No less captivating is the young African American YouTuber named Moshow, and his four steely-eyed sphinxes. Positioned as “The Cat Rapper,” Detroit-born Dwayne Molock demolished stereotypes when he emerged on YouTube with a string of raps hotdogging about his cats with a fervor. He’s currently working with sponsors like Purina while promoting his cat books and videos. At the same time he’s reinforcing the message that masculine cat love is hip, and sincere. On his website he enthuses, “I’m just a regular guy who raps with his cats.”

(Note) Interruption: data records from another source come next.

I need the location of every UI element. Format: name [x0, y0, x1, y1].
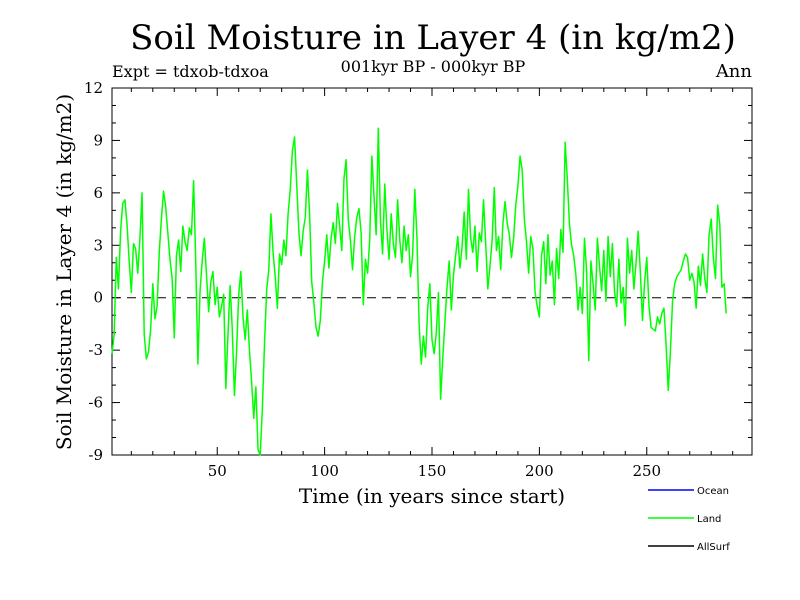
season-label: Ann	[715, 61, 753, 82]
x-tick-label: 50	[208, 462, 227, 480]
chart-subtitle: 001kyr BP - 000kyr BP	[341, 57, 526, 76]
y-tick-label: 3	[93, 236, 103, 254]
experiment-label: Expt = tdxob-tdxoa	[112, 62, 269, 81]
x-tick-label: 150	[418, 462, 447, 480]
y-tick-label: 9	[93, 131, 103, 149]
plot-frame	[111, 87, 753, 456]
y-tick-label: 12	[84, 79, 103, 97]
y-tick-label: 0	[93, 289, 103, 307]
legend: Ocean Land AllSurf	[648, 486, 730, 553]
y-tick-label: 6	[93, 184, 103, 202]
legend-label-land: Land	[697, 514, 721, 525]
x-tick-label: 250	[632, 462, 661, 480]
legend-label-allsurf: AllSurf	[697, 542, 730, 553]
y-tick-label: -9	[88, 446, 103, 464]
y-tick-label: -3	[88, 341, 103, 359]
x-tick-label: 100	[310, 462, 339, 480]
y-axis-label: Soil Moisture in Layer 4 (in kg/m2)	[52, 94, 76, 450]
x-axis-label: Time (in years since start)	[299, 484, 565, 508]
series-line-land	[111, 127, 727, 456]
axis-ticks	[112, 87, 752, 456]
chart-title: Soil Moisture in Layer 4 (in kg/m2)	[130, 18, 736, 58]
legend-label-ocean: Ocean	[697, 486, 729, 497]
x-tick-label: 200	[525, 462, 554, 480]
y-tick-label: -6	[88, 394, 103, 412]
tick-labels: 50 100 150 200 250 -9 -6 -3 0 3 6 9 12	[84, 79, 661, 480]
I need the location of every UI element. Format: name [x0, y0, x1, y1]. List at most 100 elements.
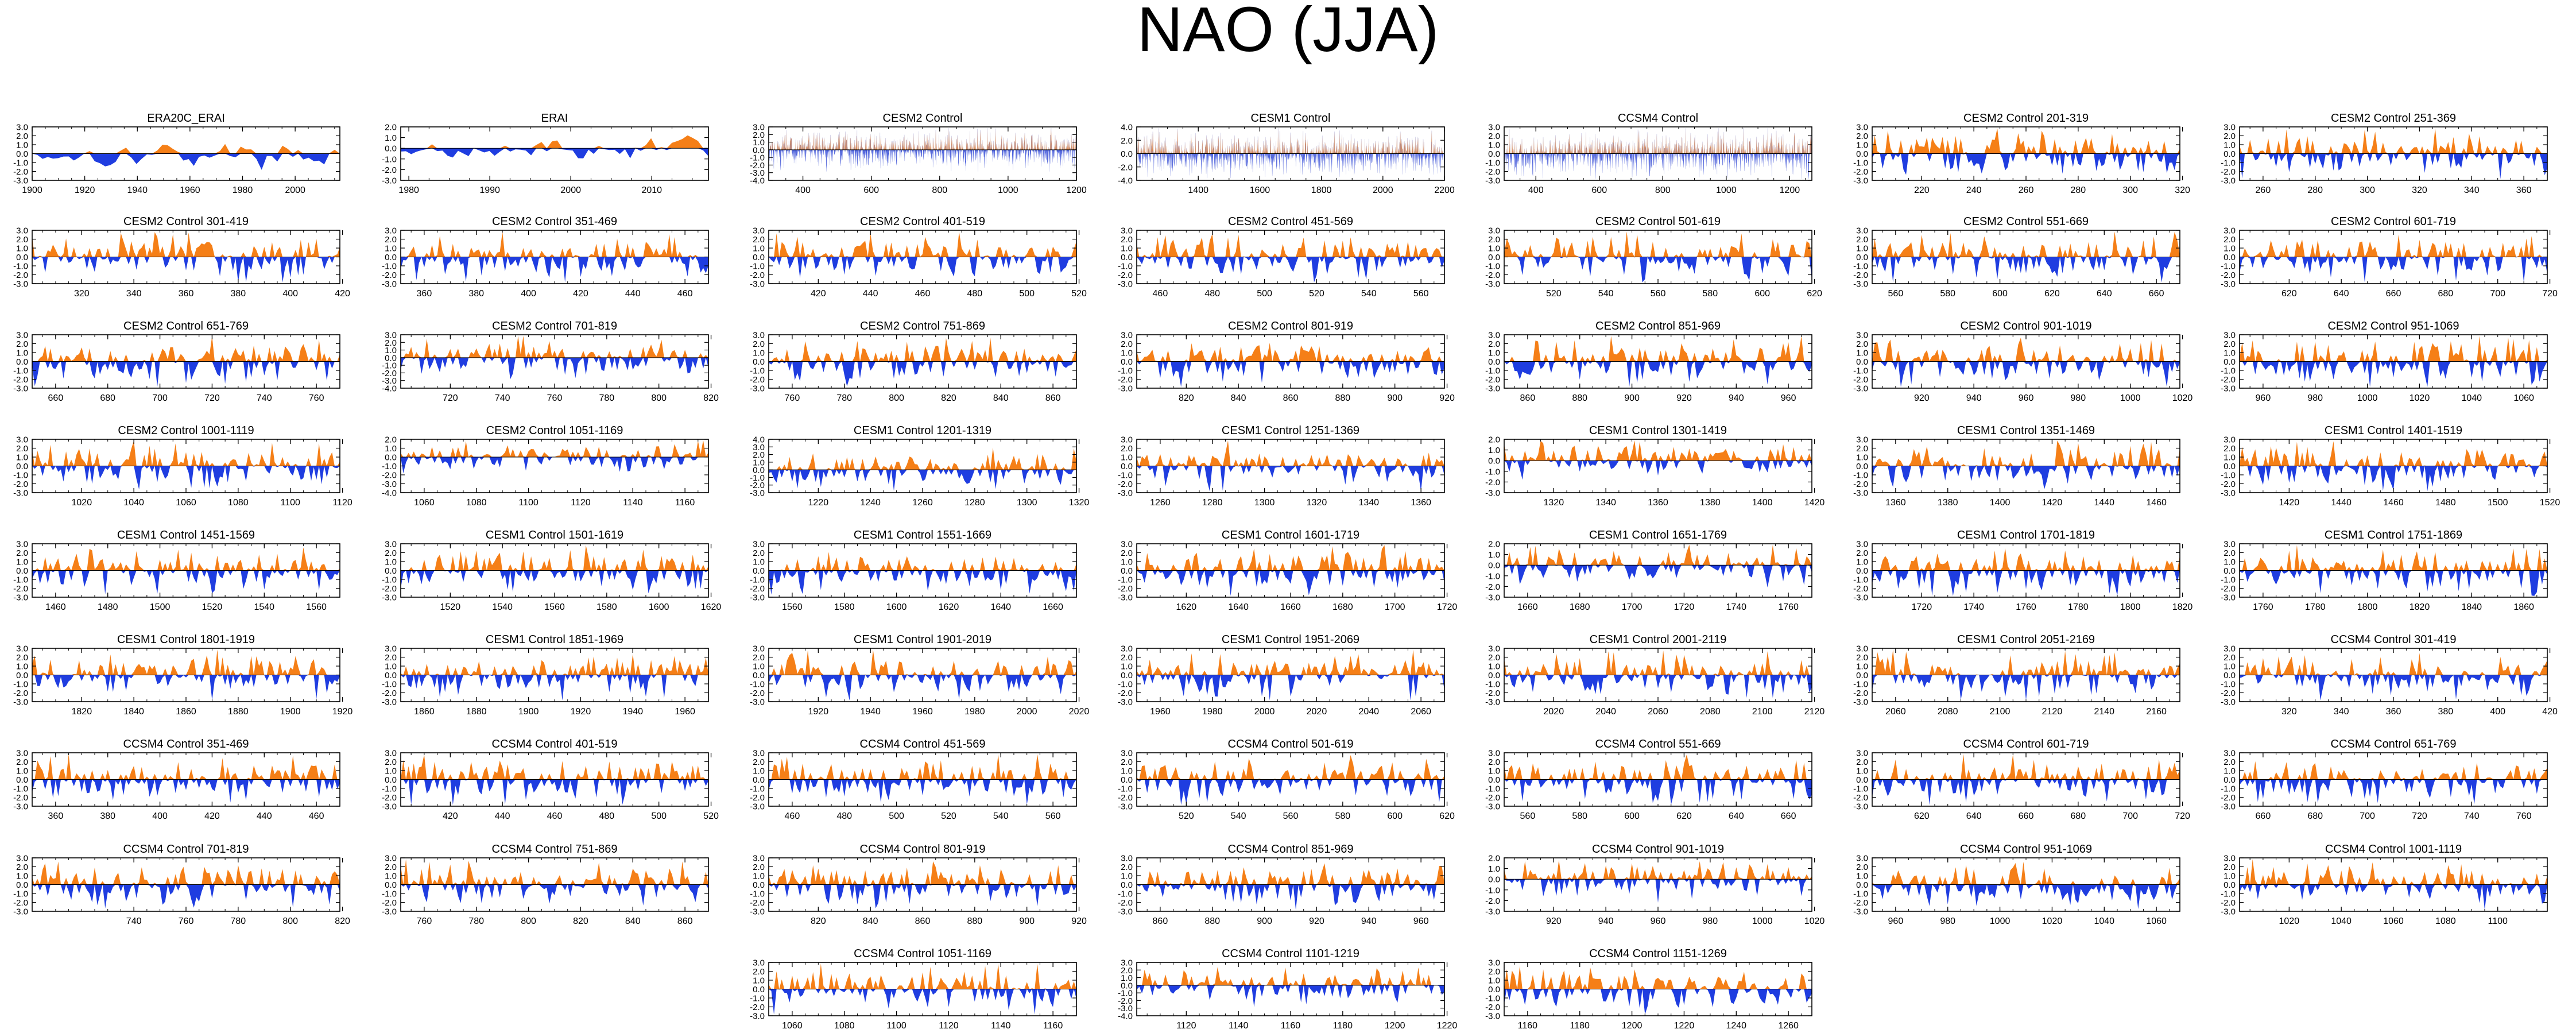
x-tick-label: 1380 — [1938, 498, 1958, 508]
y-tick-label: 3.0 — [2224, 435, 2236, 445]
y-tick-label: 2.0 — [1856, 444, 1868, 454]
x-tick-label: 800 — [651, 393, 667, 403]
x-tick-label: 720 — [204, 393, 220, 403]
y-tick-label: 2.0 — [1856, 235, 1868, 245]
panel-title: CESM2 Control 201-319 — [1963, 112, 2089, 125]
panel-title: ERAI — [541, 112, 568, 125]
positive-area — [2240, 336, 2547, 362]
y-tick-label: -2.0 — [382, 584, 397, 594]
y-tick-label: -1.0 — [13, 366, 28, 376]
negative-area — [1872, 675, 2180, 701]
panel-36: CESM1 Control 1851-19693.02.01.00.0-1.0-… — [382, 633, 709, 717]
x-tick-label: 800 — [282, 916, 298, 926]
y-tick-label: 0.0 — [753, 566, 765, 576]
y-tick-label: -1.0 — [750, 575, 765, 585]
x-tick-label: 320 — [2412, 185, 2427, 195]
x-tick-label: 1420 — [1804, 498, 1825, 508]
x-tick-label: 2060 — [1885, 707, 1906, 717]
y-tick-label: 2.0 — [1121, 653, 1133, 663]
x-tick-label: 1800 — [1311, 185, 1332, 195]
panel-49: CCSM4 Control 701-819 3.02.01.00.0-1.0-2.… — [13, 843, 350, 926]
x-tick-label: 840 — [993, 393, 1009, 403]
x-tick-label: 1500 — [150, 602, 171, 612]
y-tick-label: 2.0 — [2224, 131, 2236, 141]
y-tick-label: 2.0 — [1488, 540, 1500, 550]
x-tick-label: 480 — [836, 811, 852, 821]
x-tick-label: 620 — [2281, 289, 2297, 299]
positive-area — [401, 545, 708, 571]
panel-44: CCSM4 Control 451-569 3.02.01.00.0-1.0-2.… — [750, 738, 1077, 821]
x-tick-label: 400 — [521, 289, 536, 299]
y-tick-label: -2.0 — [1853, 898, 1868, 908]
panel-title: CESM2 Control 551-669 — [1963, 215, 2089, 228]
y-tick-label: -2.0 — [1485, 270, 1500, 280]
panel-6: CESM2 Control 251-369 3.02.01.00.0-1.0-2.… — [2221, 112, 2548, 195]
y-tick-label: 2.0 — [1856, 548, 1868, 558]
x-tick-label: 440 — [495, 811, 510, 821]
x-tick-label: 1740 — [1726, 602, 1746, 612]
positive-area — [769, 231, 1076, 257]
y-tick-label: 3.0 — [2224, 123, 2236, 133]
x-tick-label: 1860 — [176, 707, 196, 717]
x-tick-label: 800 — [1655, 185, 1671, 195]
x-tick-label: 600 — [1591, 185, 1607, 195]
x-tick-label: 700 — [2122, 811, 2138, 821]
y-tick-label: 1.0 — [1121, 767, 1133, 776]
y-tick-label: 2.0 — [753, 653, 765, 663]
panel-title: CESM2 Control 251-369 — [2331, 112, 2456, 125]
y-tick-label: -2.0 — [750, 481, 765, 490]
positive-area — [1137, 440, 1444, 466]
y-tick-label: 2.0 — [16, 653, 28, 663]
y-tick-label: 0.0 — [753, 357, 765, 367]
x-tick-label: 800 — [521, 916, 536, 926]
y-tick-label: 0.0 — [16, 253, 28, 262]
x-tick-label: 2000 — [560, 185, 581, 195]
positive-area — [769, 754, 1076, 780]
x-tick-label: 640 — [2334, 289, 2349, 299]
y-tick-label: -1.0 — [13, 575, 28, 585]
y-tick-label: -2.0 — [13, 479, 28, 489]
x-tick-label: 1000 — [1990, 916, 2011, 926]
y-tick-label: 4.0 — [753, 435, 765, 445]
positive-area — [401, 440, 708, 457]
x-tick-label: 500 — [1019, 289, 1035, 299]
x-tick-label: 1940 — [860, 707, 881, 717]
panel-title: CESM1 Control 1201-1319 — [854, 424, 991, 437]
x-tick-label: 1900 — [518, 707, 539, 717]
x-tick-label: 1320 — [1544, 498, 1564, 508]
x-tick-label: 1000 — [2120, 393, 2141, 403]
x-tick-label: 420 — [573, 289, 588, 299]
x-tick-label: 360 — [179, 289, 194, 299]
x-tick-label: 1420 — [2042, 498, 2063, 508]
y-tick-label: 2.0 — [385, 123, 397, 133]
x-tick-label: 1100 — [518, 498, 539, 508]
x-tick-label: 420 — [204, 811, 220, 821]
y-tick-label: -3.0 — [1485, 280, 1500, 289]
x-tick-label: 660 — [2256, 811, 2271, 821]
y-tick-label: 2.0 — [385, 435, 397, 445]
x-tick-label: 1720 — [1912, 602, 1932, 612]
panel-title: CESM2 Control 951-1069 — [2327, 320, 2459, 332]
y-tick-label: 2.0 — [1121, 862, 1133, 872]
x-tick-label: 380 — [230, 289, 246, 299]
x-tick-label: 1800 — [2120, 602, 2141, 612]
y-tick-label: 1.0 — [2224, 349, 2236, 358]
x-tick-label: 600 — [1624, 811, 1640, 821]
panel-title: CCSM4 Control 501-619 — [1228, 738, 1354, 750]
panel-title: CESM2 Control 351-469 — [492, 215, 617, 228]
x-tick-label: 1700 — [1622, 602, 1643, 612]
y-tick-label: -1.0 — [382, 154, 397, 164]
x-tick-label: 920 — [1914, 393, 1930, 403]
panel-50: CCSM4 Control 751-869 3.02.01.00.0-1.0-2.… — [382, 843, 709, 926]
y-tick-label: -1.0 — [382, 262, 397, 272]
positive-area — [1504, 336, 1812, 362]
positive-area — [2240, 545, 2547, 571]
x-tick-label: 960 — [1413, 916, 1429, 926]
x-tick-label: 740 — [257, 393, 272, 403]
y-tick-label: 2.0 — [16, 339, 28, 349]
y-tick-label: -1.0 — [1853, 784, 1868, 794]
y-tick-label: -3.0 — [382, 802, 397, 812]
x-tick-label: 1260 — [1150, 498, 1171, 508]
y-tick-label: -1.0 — [750, 680, 765, 690]
y-tick-label: -3.0 — [1485, 802, 1500, 812]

A subtle current reverberating through this accelerated cat bonding is a movement away from toxic masculinity. As an example, Brooklyn-based photographer David Williams’s 2016 book titled Men With Cats is a pictorial tribute to male cat guardians celebrating “the precious kitties who’ve stolen our hearts.” Photos depict virile-looking men holding, caressing, cuddling, and loving on their cats. On full display are qualities most women cherish in men—strong yet vulnerable, competent and caring, masterful yet meek in the presence of a squalling, month-old baby kitten.
Facebook pages Hot Dudes and Cats and Hot Dudes and Kittens are eye candy for anyone who’s a fan of adorable felines and good-looking men. Not to be discriminatory, many of the guys are average- looking dudes. But no matter how comely or homely, everyone’s looks are upgraded alongside a cat. On the sites are hundreds of photos and videos of men visiting and adopting from shelters, demonstrating the proper way to bottle feed abandoned newborns, apartment or house makeovers constructed to accommodate their cats, and stories of how they became converted into cat lovers. Many of the photos include wives, girlfriends and their kids. These are a joy to peruse, and they fill me with hope our society will become kinder, gentler and more compassionate.
I, for one, salute the rise of the Cat Man, and I’m thankful I’ve got one for myself!